Parles-nous de ta partie de golf la plus mémorable.
C'est tellement difficile d'en choisir une seule ! Il y a quelques années, j'ai joué à Torrey Pines le jour de Noël avec ma partenaire Alana et c'était un jour spécial, mais comme dans la vie, ce sont toutes les parties apparemment sans importance avec des ami-es ou mes grands-parents auxquelles je repense avec le sourire.
Quelles sont tes marques de golf préférées ?
Adidas, Callaway et Levelwear. J'ai la chance d'entretenir des relations solides avec ces trois marques, qui ont été partenaires avec moi, avec Ladies' Golf Club of Toronto et avec le sport féminin. Ces marques sont très présentes sur les circuits LPGA et Epson. Elles évoluent également en étroite collaboration avec la PGA du Canada et la PGA de l'Ontario et ont parrainé de nombreux événements au fil des ans. Le soutien que ces marques apportent aux clubs professionnels est très important pour moi.
Quel est le contenu de ta playlist golfique ultime ?

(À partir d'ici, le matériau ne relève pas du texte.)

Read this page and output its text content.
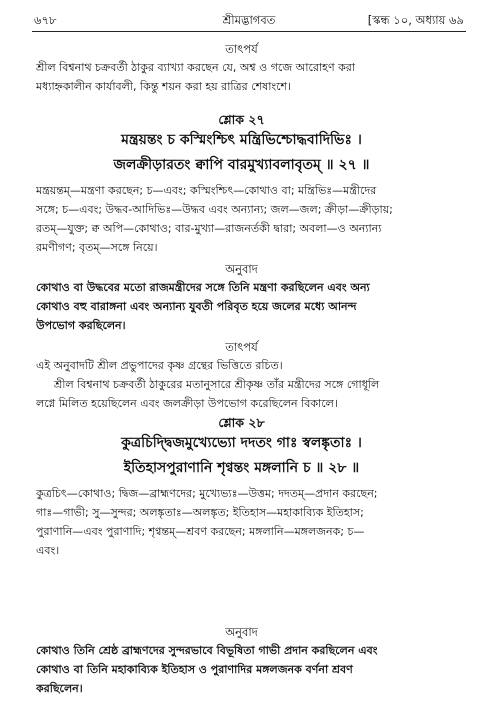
৬৭৮	শ্রীমদ্ভাগবত	[স্কন্ধ ১০, অধ্যায় ৬৯
তাৎপর্য

শ্রীল বিশ্বনাথ চক্রবর্তী ঠাকুর ব্যাখ্যা করছেন যে, অশ্ব ও গজে আরোহণ করা

মধ্যাহ্নকালীন কার্যাবলী, কিন্তু শয়ন করা হয় রাত্রির শেষাংশে।

শ্লোক ২৭

মন্ত্রয়ন্তং চ কস্মিংশ্চিৎ মন্ত্রিভিশ্চোদ্ধবাদিভিঃ ।

জলক্রীড়ারতং ক্বাপি বারমুখ্যাবলাবৃতম্ ॥ ২৭ ॥

মন্ত্রয়ন্তম্—মন্ত্রণা করছেন; চ—এবং; কস্মিংশ্চিৎ—কোথাও বা; মন্ত্রিভিঃ—মন্ত্রীদের

সঙ্গে; চ—এবং; উদ্ধব-আদিভিঃ—উদ্ধব এবং অন্যান্য; জল—জল; ক্রীড়া—ক্রীড়ায়;

রতম্—যুক্ত; ক্ব অপি—কোথাও; বার-মুখ্যা—রাজনর্তকী দ্বারা; অবলা—ও অন্যান্য

রমণীগণ; বৃতম্—সঙ্গে নিয়ে।

অনুবাদ

কোথাও বা উদ্ধবের মতো রাজমন্ত্রীদের সঙ্গে তিনি মন্ত্রণা করছিলেন এবং অন্য

কোথাও বহু বারাঙ্গনা এবং অন্যান্য যুবতী পরিবৃত হয়ে জলের মধ্যে আনন্দ

উপভোগ করছিলেন।

তাৎপর্য

এই অনুবাদটি শ্রীল প্রভুপাদের কৃষ্ণ গ্রন্থের ভিত্তিতে রচিত।

শ্রীল বিশ্বনাথ চক্রবর্তী ঠাকুরের মতানুসারে শ্রীকৃষ্ণ তাঁর মন্ত্রীদের সঙ্গে গোধূলি

লগ্নে মিলিত হয়েছিলেন এবং জলক্রীড়া উপভোগ করেছিলেন বিকালে।

শ্লোক ২৮

কুত্রচিদ্দ্বিজমুখ্যেভ্যো দদতং গাঃ স্বলঙ্কৃতাঃ ।

ইতিহাসপুরাণানি শৃণ্বন্তং মঙ্গলানি চ ॥ ২৮ ॥

কুত্রচিৎ—কোথাও; দ্বিজ—ব্রাহ্মণদের; মুখ্যেভ্যঃ—উত্তম; দদতম্—প্রদান করছেন;

গাঃ—গাভী; সু—সুন্দর; অলঙ্কৃতাঃ—অলঙ্কৃত; ইতিহাস—মহাকাব্যিক ইতিহাস;

পুরাণানি—এবং পুরাণাদি; শৃণ্বন্তম্—শ্রবণ করছেন; মঙ্গলানি—মঙ্গলজনক; চ—

এবং।

অনুবাদ

কোথাও তিনি শ্রেষ্ঠ ব্রাহ্মণদের সুন্দরভাবে বিভূষিতা গাভী প্রদান করছিলেন এবং

কোথাও বা তিনি মহাকাব্যিক ইতিহাস ও পুরাণাদির মঙ্গলজনক বর্ণনা শ্রবণ

করছিলেন।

Des chansons spécifiques ? Oh, wow ! Je suis une intense de musique, alors je me lance ! « Into the Mystic » de Van Morrison, « White Blank Page » de Mumford & Sons, « Sleeping Lessons » de The Shins, «Hannah Hunt » de Vampire Weekend, «Head Over Feet » d'Alanis Morrisette, « Fans » de Kings of Leon, « Slow Show » de The National, « Forever » de Noah Kahan, « Golden Brown » de The Stranglers. Fleetwood Mac, Queen, The Lumineers, Death Cab, DMB, Lana Del Rey, Taylor Swift... Je pourrais continuer sans cesse ! J'ai plusieurs playlists Spotify pour le golf en fonction du public avec lequel je joue et il y en a généralement pour tous les goûts.
Quand t’es-tu dit pour la dernière fois : « Attends, je suis douée à ce jeu ! »?
Cette saison, j'ai réalisé l'un de mes meilleurs résultats en compétition lors d'un pro-am. J'ai réalisé un score de 1 sous le par. Le parcours est connu pour être un bon test, et ce fut vraiment mon meilleur golf depuis plus de dix ans à cet événement caritatif. Je me suis sentie vraiment bien. J'étais particulièrement fière de moi au niveau de mon focus mental pendant le parcours, car j'avais eu ma part de problèmes tout récemment.
Quel est le meilleur conseil de golf que tu aimerais partager avec les golfeur-euses hiatus ?
Personne ne se soucie de votre score, et les mauvais coups de golf arrivent à tous.